Obama touched down at Bagram Air Field just outside the Afghan capital at 1:50 p.m. ET Tuesday, according to press pool reports, following a roughly 13-hour flight that was shrouded in secrecy to protect the president’s security.

He will address the nation live from the base tonight at 7:30 p.m. ET, following meetings with Afghan president Hamid Karzai in Kabul. He is expected to announce the signing of the Strategic Partnership Agreement, which will ensure U.S. military and financial support for Afghanistan beyond 2014, when the final U.S. combat troops will withdraw.

The arrangement, penned ahead of a NATO summit on Afghanistan in Chicago later this month, is designed to send a strong message to the region that the U.S. is not abandoning the country even as it sharply reduces its footprint there. Even as Afghans take the lead in domestic security operations, U.S. military intelligence resources, aircraft and counterterrorism tools will continue to provide support, officials say.

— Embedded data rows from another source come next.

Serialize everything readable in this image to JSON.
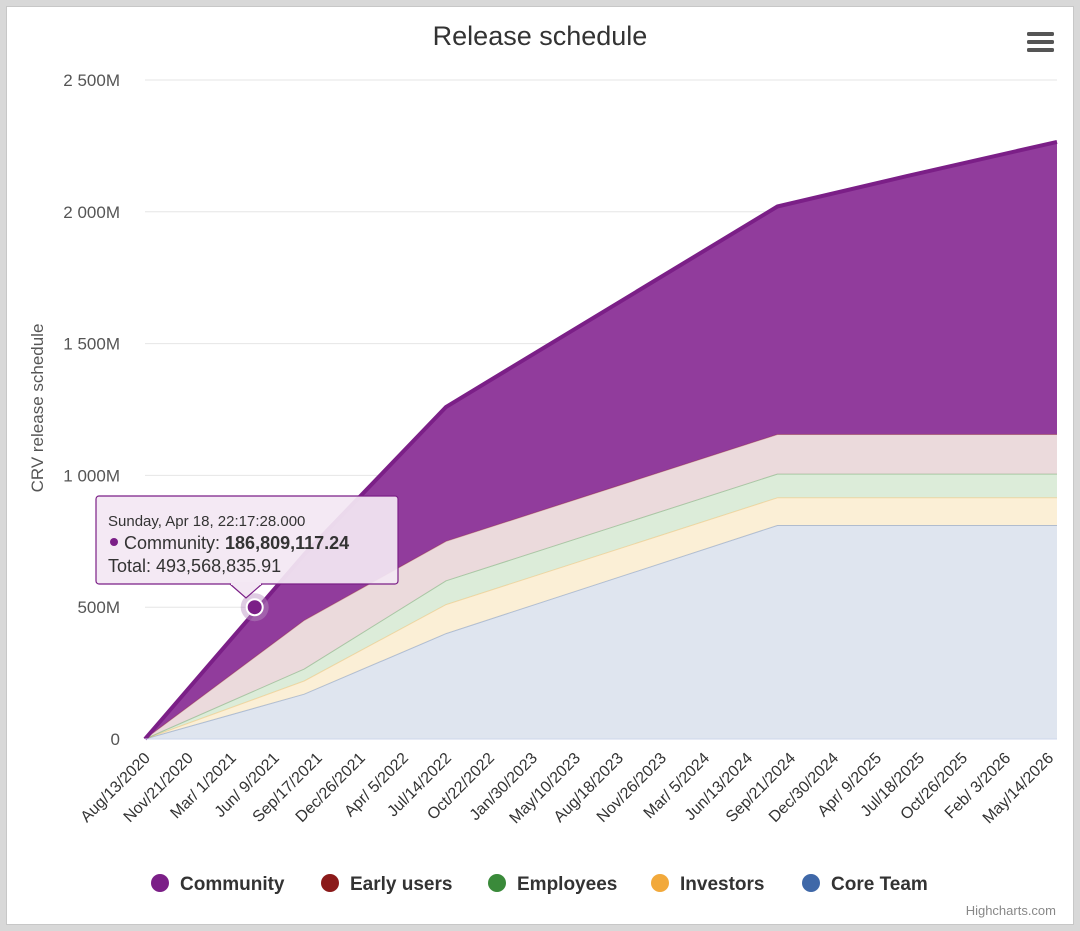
{
  "chart_data": {
    "type": "area",
    "stacking": "normal",
    "title": "Release schedule",
    "ylabel": "CRV release schedule",
    "xlabel": "",
    "ylim": [
      0,
      2500
    ],
    "y_unit": "M",
    "y_ticks": [
      0,
      500,
      1000,
      1500,
      2000,
      2500
    ],
    "y_tick_labels": [
      "0",
      "500M",
      "1 000M",
      "1 500M",
      "2 000M",
      "2 500M"
    ],
    "x_tick_labels": [
      "Aug/13/2020",
      "Nov/21/2020",
      "Mar/ 1/2021",
      "Jun/ 9/2021",
      "Sep/17/2021",
      "Dec/26/2021",
      "Apr/ 5/2022",
      "Jul/14/2022",
      "Oct/22/2022",
      "Jan/30/2023",
      "May/10/2023",
      "Aug/18/2023",
      "Nov/26/2023",
      "Mar/ 5/2024",
      "Jun/13/2024",
      "Sep/21/2024",
      "Dec/30/2024",
      "Apr/ 9/2025",
      "Jul/18/2025",
      "Oct/26/2025",
      "Feb/ 3/2026",
      "May/14/2026"
    ],
    "x_domain": [
      0,
      21.2
    ],
    "series": [
      {
        "name": "Core Team",
        "color": "#3f68a8",
        "fill": "#dfe5ef",
        "points": [
          [
            0,
            0
          ],
          [
            3.7,
            170
          ],
          [
            7,
            400
          ],
          [
            14.7,
            810
          ],
          [
            21.2,
            810
          ]
        ]
      },
      {
        "name": "Investors",
        "color": "#f2a93b",
        "fill": "#fbefd6",
        "points": [
          [
            0,
            0
          ],
          [
            3.7,
            50
          ],
          [
            7,
            110
          ],
          [
            14.7,
            105
          ],
          [
            21.2,
            105
          ]
        ]
      },
      {
        "name": "Employees",
        "color": "#3a8a3a",
        "fill": "#dcecd9",
        "points": [
          [
            0,
            0
          ],
          [
            3.7,
            45
          ],
          [
            7,
            90
          ],
          [
            14.7,
            90
          ],
          [
            21.2,
            90
          ]
        ]
      },
      {
        "name": "Early users",
        "color": "#8b1a1a",
        "fill": "#ebdadc",
        "points": [
          [
            0,
            0
          ],
          [
            3.7,
            185
          ],
          [
            7,
            150
          ],
          [
            14.7,
            150
          ],
          [
            21.2,
            150
          ]
        ]
      },
      {
        "name": "Community",
        "color": "#7b1f87",
        "fill": "#913c9c",
        "points": [
          [
            0,
            0
          ],
          [
            3.7,
            250
          ],
          [
            7,
            510
          ],
          [
            14.7,
            865
          ],
          [
            17.7,
            980
          ],
          [
            21.2,
            1110
          ]
        ]
      }
    ],
    "legend": [
      "Community",
      "Early users",
      "Employees",
      "Investors",
      "Core Team"
    ],
    "legend_colors": [
      "#7b1f87",
      "#8b1a1a",
      "#3a8a3a",
      "#f2a93b",
      "#3f68a8"
    ],
    "hover_point": {
      "x": 2.55,
      "y": 500
    },
    "tooltip": {
      "date": "Sunday, Apr 18, 22:17:28.000",
      "series_label": "Community: ",
      "series_value": "186,809,117.24",
      "total": "Total: 493,568,835.91"
    },
    "credits": "Highcharts.com"
  }
}
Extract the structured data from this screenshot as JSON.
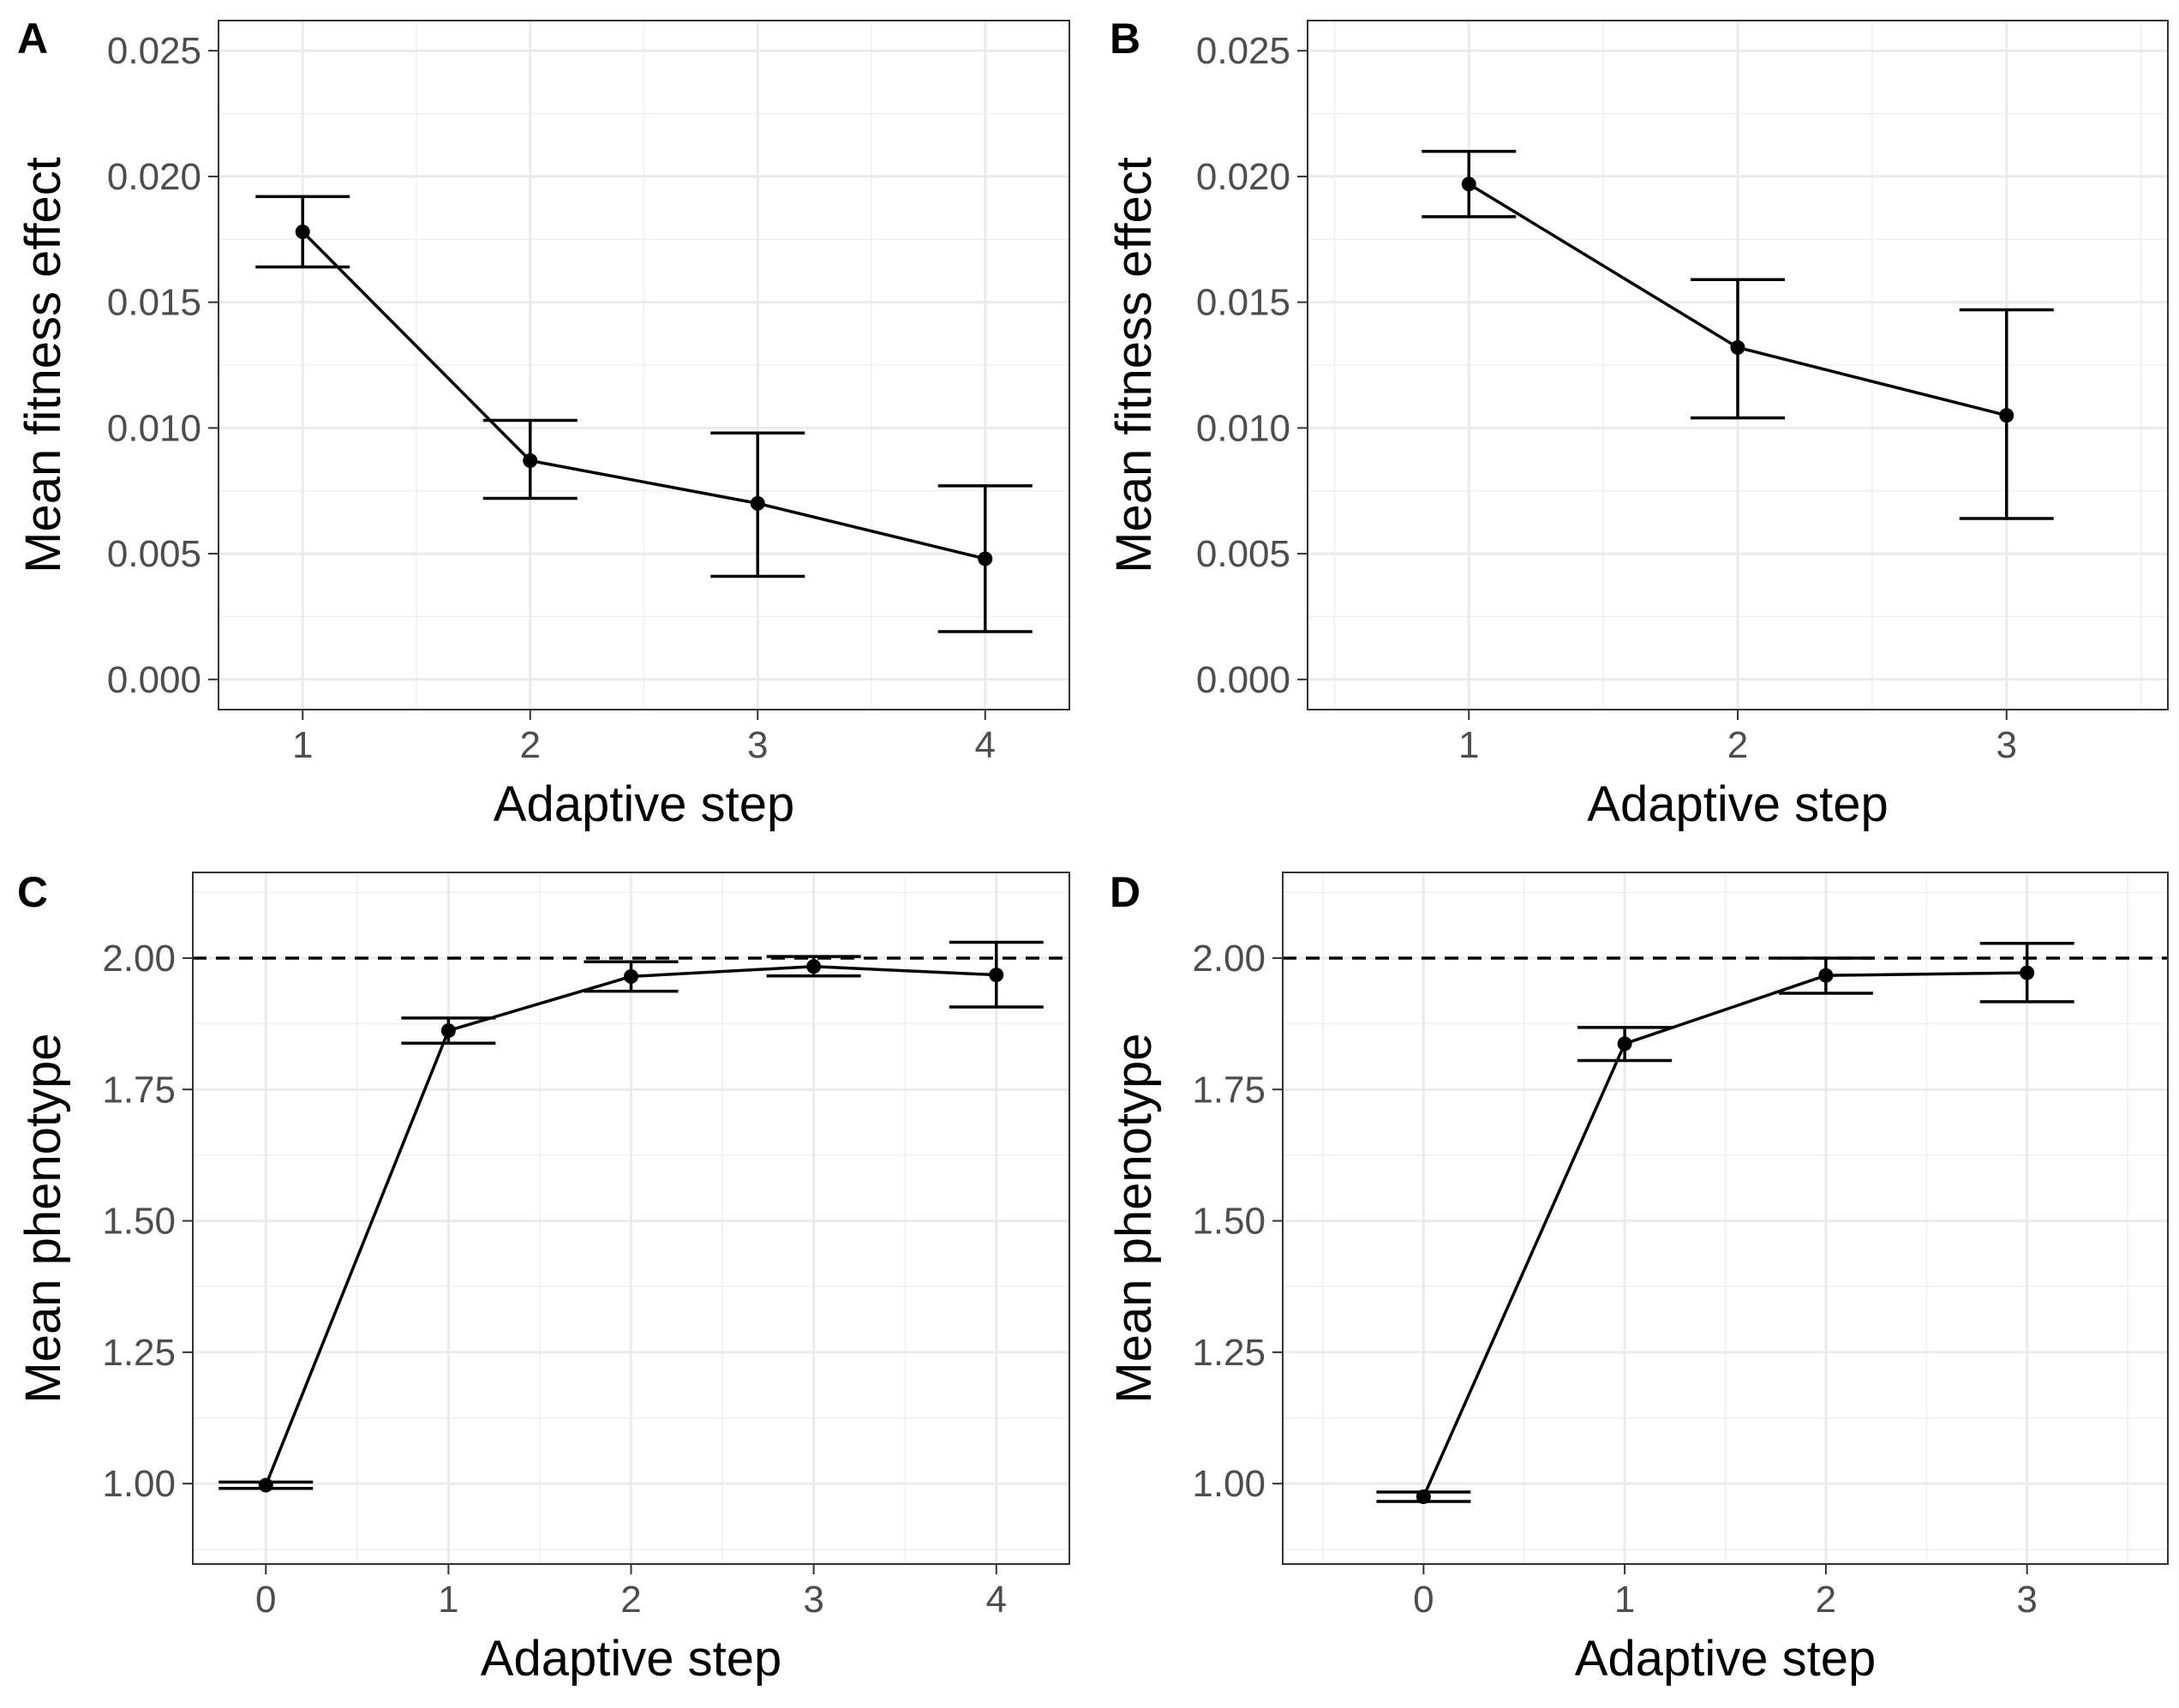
{
  "chart_data": [
    {
      "panel": "A",
      "type": "line",
      "xlabel": "Adaptive step",
      "ylabel": "Mean fitness effect",
      "x_ticks": [
        1,
        2,
        3,
        4
      ],
      "y_ticks": [
        "0.000",
        "0.005",
        "0.010",
        "0.015",
        "0.020",
        "0.025"
      ],
      "xlim": [
        0.63,
        4.37
      ],
      "ylim": [
        -0.0012,
        0.0262
      ],
      "grid": true,
      "points": [
        {
          "x": 1,
          "y": 0.0178,
          "ymin": 0.0164,
          "ymax": 0.0192
        },
        {
          "x": 2,
          "y": 0.0087,
          "ymin": 0.0072,
          "ymax": 0.0103
        },
        {
          "x": 3,
          "y": 0.007,
          "ymin": 0.0041,
          "ymax": 0.0098
        },
        {
          "x": 4,
          "y": 0.0048,
          "ymin": 0.0019,
          "ymax": 0.0077
        }
      ]
    },
    {
      "panel": "B",
      "type": "line",
      "xlabel": "Adaptive step",
      "ylabel": "Mean fitness effect",
      "x_ticks": [
        1,
        2,
        3
      ],
      "y_ticks": [
        "0.000",
        "0.005",
        "0.010",
        "0.015",
        "0.020",
        "0.025"
      ],
      "xlim": [
        0.4,
        3.6
      ],
      "ylim": [
        -0.0012,
        0.0262
      ],
      "grid": true,
      "points": [
        {
          "x": 1,
          "y": 0.0197,
          "ymin": 0.0184,
          "ymax": 0.021
        },
        {
          "x": 2,
          "y": 0.0132,
          "ymin": 0.0104,
          "ymax": 0.0159
        },
        {
          "x": 3,
          "y": 0.0105,
          "ymin": 0.0064,
          "ymax": 0.0147
        }
      ]
    },
    {
      "panel": "C",
      "type": "line",
      "xlabel": "Adaptive step",
      "ylabel": "Mean phenotype",
      "x_ticks": [
        0,
        1,
        2,
        3,
        4
      ],
      "y_ticks": [
        "1.00",
        "1.25",
        "1.50",
        "1.75",
        "2.00"
      ],
      "xlim": [
        -0.4,
        4.4
      ],
      "ylim": [
        0.847,
        2.163
      ],
      "grid": true,
      "reference_line_y": 2.0,
      "points": [
        {
          "x": 0,
          "y": 0.997,
          "ymin": 0.991,
          "ymax": 1.003
        },
        {
          "x": 1,
          "y": 1.862,
          "ymin": 1.838,
          "ymax": 1.886
        },
        {
          "x": 2,
          "y": 1.965,
          "ymin": 1.937,
          "ymax": 1.993
        },
        {
          "x": 3,
          "y": 1.984,
          "ymin": 1.966,
          "ymax": 2.003
        },
        {
          "x": 4,
          "y": 1.968,
          "ymin": 1.907,
          "ymax": 2.03
        }
      ]
    },
    {
      "panel": "D",
      "type": "line",
      "xlabel": "Adaptive step",
      "ylabel": "Mean phenotype",
      "x_ticks": [
        0,
        1,
        2,
        3
      ],
      "y_ticks": [
        "1.00",
        "1.25",
        "1.50",
        "1.75",
        "2.00"
      ],
      "xlim": [
        -0.7,
        3.7
      ],
      "ylim": [
        0.847,
        2.163
      ],
      "grid": true,
      "reference_line_y": 2.0,
      "points": [
        {
          "x": 0,
          "y": 0.975,
          "ymin": 0.966,
          "ymax": 0.984
        },
        {
          "x": 1,
          "y": 1.837,
          "ymin": 1.805,
          "ymax": 1.868
        },
        {
          "x": 2,
          "y": 1.967,
          "ymin": 1.933,
          "ymax": 2.0
        },
        {
          "x": 3,
          "y": 1.972,
          "ymin": 1.917,
          "ymax": 2.028
        }
      ]
    }
  ]
}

A semi-annual Pentagon report to Congress released Tuesday on the status of the 11-year war concluded that coalition forces still face “long-term and acute challenges” because of safe havens in Pakistan and “widespread corruption” within the Afghan government “that limits its effectiveness and legitimacy.”

Still, the Taliban has been degraded and security in the country has improved over the past six months, according to the report. After five consecutive years where enemy-initiated attacks rose, they dropped 9 percent in 2011 over 2010 and were down 16 percent in 2012 compared to the year before.

“We are making serious important progress” but “challenges remain,” a senior Defense Department official told reporters this week.

A number of bloody incidents involving American as well as Afghan soldiers and civilians have also complicated the war effort.

In March, a U.S. soldier went on a shooting rampage in an Afghan village, killing 17 civilians including women and children, sparking anti-American protests across the country.

Meanwhile, the number of U.S. service members killed by Afghan allies they worked alongside has continued to climb, with more than a dozen so-called green-on-blue attacks, leaving 10 dead Americans dead this year alone.

The inadvertent burning of Korans by American soldiers on a military base earlier this year and photos of troops posing with deceased Afghans and urinating on their corpses have also inflamed U.S.-Afghan relations.

The U.S. and its NATO allies intend to turn over security control to the Afghans by the end of 2014. The U.S. is expected to reduce its force to about 68,000 by the end of September, down from the roughly 88,000 now in Afghanistan.

The withdrawal has become a major selling point of Obama’s re-election campaign.

“Change is the promise we made in 2008,” Obama told supporters at a campaign fundraiser in Detroit last month. “For the first time in nine years, there are no Americans fighting in Iraq. We have refocused our efforts on the terrorists who actually attacked us on 9/11. Al Qaeda is weaker than it’s ever been. Thanks to our amazing troops, Osama bin Laden no longer walks the face of this Earth.”

“We have begun to transition out of Afghanistan. That’s what change is,” he said.

The latest ABC News/Washington Post poll found a record high number — 66 percent — of Americans believe the Afghanistan war has not been worth fighting, matching opposition to the war in Iraq at its peak five years ago.

As for views of Obama’s handling of the war effort, more Americans approve than disapprove of his leadership, 48 to 43 percent.

Tuesday’s trip marks Obama’s third visit to Afghanistan since he took office in 2009. He most recently visited Kabul in December 2010, one year after approving a surge of U.S. troops to try and stabilize the war-torn country. Obama made his first visit as president in March 2010, when he rallied U.S. troops and pressed Karzai in a private meeting to more forcefully combat government corruption and fight Islamic extremism.